Alec, detailed answer tomorrow, for now just the most important part.
In my opinion you fail to realize that software application is not equal software
source code. To
give you example from our work - City Overseer as whole is about 590+ MB. From this
only meager 2Mb
are executables for which i can provide source code. The rest 99+% is binary files
which simply
don't have source code. So if i proclaim that our app is open source tomorrow and all
its source
code is OGC - that less then 1% of the whole. Your second wrong assumption is that
there is some
sort of "other" solution for binary files. There is none. All our suggestions was
removed from the
table by Ryan clarifications.
> clearly identifies all OGC. Of course I fail to see how this has anything
> to do with the current discussion. All of the discussion has revolved
> around the creation of programs which actually contain or generate OGC for
> the end user. Someone would have to explain to me how a program can
> create OGC without actually containing OGC.

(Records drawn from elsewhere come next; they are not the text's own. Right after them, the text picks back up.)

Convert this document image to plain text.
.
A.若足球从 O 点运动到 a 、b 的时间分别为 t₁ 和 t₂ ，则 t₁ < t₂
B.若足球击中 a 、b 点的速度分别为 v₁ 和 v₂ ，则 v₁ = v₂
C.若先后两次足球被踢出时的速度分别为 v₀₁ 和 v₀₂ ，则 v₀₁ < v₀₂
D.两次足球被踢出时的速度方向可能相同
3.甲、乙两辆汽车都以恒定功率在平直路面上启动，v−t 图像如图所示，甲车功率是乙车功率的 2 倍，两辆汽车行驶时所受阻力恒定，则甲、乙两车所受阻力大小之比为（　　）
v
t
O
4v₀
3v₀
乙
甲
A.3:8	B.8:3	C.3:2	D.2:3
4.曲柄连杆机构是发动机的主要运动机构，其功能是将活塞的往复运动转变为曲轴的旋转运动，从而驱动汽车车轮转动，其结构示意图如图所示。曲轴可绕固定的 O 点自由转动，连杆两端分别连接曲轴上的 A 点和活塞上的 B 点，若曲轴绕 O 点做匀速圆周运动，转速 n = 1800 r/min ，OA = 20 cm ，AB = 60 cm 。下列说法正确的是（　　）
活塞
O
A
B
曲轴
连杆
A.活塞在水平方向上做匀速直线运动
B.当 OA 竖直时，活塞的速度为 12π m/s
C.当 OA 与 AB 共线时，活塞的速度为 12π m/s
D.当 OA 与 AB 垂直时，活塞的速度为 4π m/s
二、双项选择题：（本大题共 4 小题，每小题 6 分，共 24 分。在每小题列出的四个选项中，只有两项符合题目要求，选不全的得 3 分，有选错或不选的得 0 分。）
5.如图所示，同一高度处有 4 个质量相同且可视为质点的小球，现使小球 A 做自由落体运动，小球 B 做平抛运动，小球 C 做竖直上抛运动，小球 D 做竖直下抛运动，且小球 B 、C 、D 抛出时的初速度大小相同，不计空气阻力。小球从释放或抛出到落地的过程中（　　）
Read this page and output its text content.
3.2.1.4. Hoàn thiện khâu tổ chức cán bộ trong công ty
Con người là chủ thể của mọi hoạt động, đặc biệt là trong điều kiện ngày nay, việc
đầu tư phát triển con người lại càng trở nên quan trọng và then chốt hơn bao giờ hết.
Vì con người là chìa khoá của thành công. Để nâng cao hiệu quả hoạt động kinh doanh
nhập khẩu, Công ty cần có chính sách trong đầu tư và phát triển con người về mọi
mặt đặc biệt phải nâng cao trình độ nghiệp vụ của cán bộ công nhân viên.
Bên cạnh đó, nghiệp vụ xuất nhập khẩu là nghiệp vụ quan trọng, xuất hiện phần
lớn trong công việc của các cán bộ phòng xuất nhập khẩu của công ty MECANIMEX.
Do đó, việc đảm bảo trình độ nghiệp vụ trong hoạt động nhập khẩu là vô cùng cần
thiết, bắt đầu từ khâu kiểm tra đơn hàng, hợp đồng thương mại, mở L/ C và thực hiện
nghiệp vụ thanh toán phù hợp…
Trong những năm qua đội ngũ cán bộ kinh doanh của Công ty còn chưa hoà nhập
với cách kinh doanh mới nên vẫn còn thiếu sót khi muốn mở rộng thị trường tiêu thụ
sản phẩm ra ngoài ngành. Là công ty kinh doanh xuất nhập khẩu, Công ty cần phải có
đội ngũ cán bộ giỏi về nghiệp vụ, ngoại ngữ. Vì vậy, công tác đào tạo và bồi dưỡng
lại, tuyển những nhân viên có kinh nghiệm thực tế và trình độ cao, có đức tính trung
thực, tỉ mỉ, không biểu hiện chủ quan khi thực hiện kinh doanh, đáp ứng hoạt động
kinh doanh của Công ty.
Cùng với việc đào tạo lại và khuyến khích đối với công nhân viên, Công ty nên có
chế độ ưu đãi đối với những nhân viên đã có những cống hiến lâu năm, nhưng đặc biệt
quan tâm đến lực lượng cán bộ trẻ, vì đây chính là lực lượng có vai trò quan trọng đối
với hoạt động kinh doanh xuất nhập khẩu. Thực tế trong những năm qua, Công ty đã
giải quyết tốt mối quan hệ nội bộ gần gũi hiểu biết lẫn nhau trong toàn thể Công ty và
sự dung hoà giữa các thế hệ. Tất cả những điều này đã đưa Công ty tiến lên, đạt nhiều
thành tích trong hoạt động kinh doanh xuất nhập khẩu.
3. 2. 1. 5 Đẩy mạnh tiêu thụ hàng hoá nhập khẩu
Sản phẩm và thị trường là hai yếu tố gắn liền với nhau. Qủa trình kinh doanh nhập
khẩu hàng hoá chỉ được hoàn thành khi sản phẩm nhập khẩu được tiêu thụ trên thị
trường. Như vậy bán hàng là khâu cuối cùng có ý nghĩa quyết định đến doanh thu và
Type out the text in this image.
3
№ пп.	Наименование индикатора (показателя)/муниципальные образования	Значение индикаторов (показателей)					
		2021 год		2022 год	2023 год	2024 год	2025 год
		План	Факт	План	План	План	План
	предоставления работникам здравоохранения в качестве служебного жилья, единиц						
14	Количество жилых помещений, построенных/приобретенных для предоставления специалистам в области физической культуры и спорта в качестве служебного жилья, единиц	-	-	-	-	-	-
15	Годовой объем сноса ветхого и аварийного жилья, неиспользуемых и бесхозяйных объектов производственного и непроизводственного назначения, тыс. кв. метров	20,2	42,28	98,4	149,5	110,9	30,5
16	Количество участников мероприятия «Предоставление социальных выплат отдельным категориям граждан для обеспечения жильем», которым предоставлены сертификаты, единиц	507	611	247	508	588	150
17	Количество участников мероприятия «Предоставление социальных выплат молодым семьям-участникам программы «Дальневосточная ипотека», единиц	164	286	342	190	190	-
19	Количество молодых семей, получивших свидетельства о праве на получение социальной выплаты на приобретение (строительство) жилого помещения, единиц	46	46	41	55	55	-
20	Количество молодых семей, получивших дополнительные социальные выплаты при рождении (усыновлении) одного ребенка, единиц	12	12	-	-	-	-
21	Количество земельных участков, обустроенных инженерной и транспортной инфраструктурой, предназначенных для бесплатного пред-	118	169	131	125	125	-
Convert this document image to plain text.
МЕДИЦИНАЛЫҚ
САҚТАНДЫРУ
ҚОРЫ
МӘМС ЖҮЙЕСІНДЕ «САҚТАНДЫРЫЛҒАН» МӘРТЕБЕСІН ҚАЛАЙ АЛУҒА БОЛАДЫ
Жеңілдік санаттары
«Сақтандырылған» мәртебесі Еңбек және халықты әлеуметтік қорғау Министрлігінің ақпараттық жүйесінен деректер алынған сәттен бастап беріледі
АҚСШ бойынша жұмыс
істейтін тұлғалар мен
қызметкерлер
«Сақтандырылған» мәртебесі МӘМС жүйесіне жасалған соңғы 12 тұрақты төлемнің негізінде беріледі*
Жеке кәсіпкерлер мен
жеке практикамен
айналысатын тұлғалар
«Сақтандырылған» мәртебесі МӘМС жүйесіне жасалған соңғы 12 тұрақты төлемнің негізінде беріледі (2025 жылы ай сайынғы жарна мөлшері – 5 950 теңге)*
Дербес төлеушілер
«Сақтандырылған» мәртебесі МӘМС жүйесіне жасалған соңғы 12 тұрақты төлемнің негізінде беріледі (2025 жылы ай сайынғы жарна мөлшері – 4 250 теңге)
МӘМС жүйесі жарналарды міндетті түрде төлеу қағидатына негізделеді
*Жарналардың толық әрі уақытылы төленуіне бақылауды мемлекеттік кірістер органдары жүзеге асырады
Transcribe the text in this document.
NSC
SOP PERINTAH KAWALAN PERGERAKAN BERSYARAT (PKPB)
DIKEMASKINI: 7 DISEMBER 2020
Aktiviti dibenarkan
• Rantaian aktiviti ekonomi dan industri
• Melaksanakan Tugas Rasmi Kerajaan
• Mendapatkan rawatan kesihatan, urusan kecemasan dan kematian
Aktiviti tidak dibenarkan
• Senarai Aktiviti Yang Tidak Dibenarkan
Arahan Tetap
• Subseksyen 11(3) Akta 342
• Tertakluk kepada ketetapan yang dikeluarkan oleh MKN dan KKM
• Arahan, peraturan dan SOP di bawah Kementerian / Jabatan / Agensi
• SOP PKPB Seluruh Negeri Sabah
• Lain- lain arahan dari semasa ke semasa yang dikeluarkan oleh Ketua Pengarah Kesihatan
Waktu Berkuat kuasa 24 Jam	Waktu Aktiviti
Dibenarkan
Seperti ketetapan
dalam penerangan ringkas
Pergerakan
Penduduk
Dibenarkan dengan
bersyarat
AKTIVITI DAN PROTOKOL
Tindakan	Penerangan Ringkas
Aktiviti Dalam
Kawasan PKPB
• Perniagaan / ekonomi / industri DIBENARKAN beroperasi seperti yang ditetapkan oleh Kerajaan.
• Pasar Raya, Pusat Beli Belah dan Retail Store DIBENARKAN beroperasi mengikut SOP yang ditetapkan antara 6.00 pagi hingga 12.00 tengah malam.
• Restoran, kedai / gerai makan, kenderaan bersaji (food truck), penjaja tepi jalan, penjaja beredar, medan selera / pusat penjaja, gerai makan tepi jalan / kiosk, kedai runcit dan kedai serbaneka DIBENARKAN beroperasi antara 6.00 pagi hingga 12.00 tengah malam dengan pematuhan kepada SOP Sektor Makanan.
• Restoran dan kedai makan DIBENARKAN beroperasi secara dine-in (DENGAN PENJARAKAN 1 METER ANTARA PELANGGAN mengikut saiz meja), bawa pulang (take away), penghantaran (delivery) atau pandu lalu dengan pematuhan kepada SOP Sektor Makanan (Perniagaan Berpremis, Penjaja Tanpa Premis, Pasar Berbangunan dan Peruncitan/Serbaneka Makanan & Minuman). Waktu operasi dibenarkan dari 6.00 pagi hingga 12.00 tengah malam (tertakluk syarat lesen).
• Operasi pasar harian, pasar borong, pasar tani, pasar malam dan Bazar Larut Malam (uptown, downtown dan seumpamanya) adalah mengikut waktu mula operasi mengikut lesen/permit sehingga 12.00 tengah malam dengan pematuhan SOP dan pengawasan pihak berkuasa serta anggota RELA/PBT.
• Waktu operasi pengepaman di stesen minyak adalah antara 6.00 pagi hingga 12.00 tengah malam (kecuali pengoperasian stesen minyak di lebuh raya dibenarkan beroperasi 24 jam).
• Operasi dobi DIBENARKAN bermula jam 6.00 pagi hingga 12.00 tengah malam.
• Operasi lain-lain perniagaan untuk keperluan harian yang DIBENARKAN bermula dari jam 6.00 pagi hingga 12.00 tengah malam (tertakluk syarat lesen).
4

Simple - by processing one type of data from files into another type of data. Remember
the folder
idea? Its so useful for developers because its allow them to clearly separate &
identify OGC/D20/D&D
data from processing logic. ( When any OGC appears on user screen its really memory
shadow of some
part of file in that folder.) Imagine all SRD converted into set of say XML files (or
hashed XML
binaries) Software don't have a single idea what is SRD or D20. It just loads XML
files from OGC
folder, does something by rules in that files, then produces output. Theoretically
speaking if
somebody was to replace XML OGC D20 folder with Battletech XML folder the very same
software would
produce Battletech. ( And of course software probably won't work at all without that
folder ).
This is beneficial for developers (just put everything OGC/D20 specific in folder, and
code only
generic processing), its clearly beneficial for end users (all OGC is in one folder,
change the
rules or data there, and application will work the way you wanted.) However by current
OGL policies
mutually beneficial solutions are restricted, and no alternatives is offered.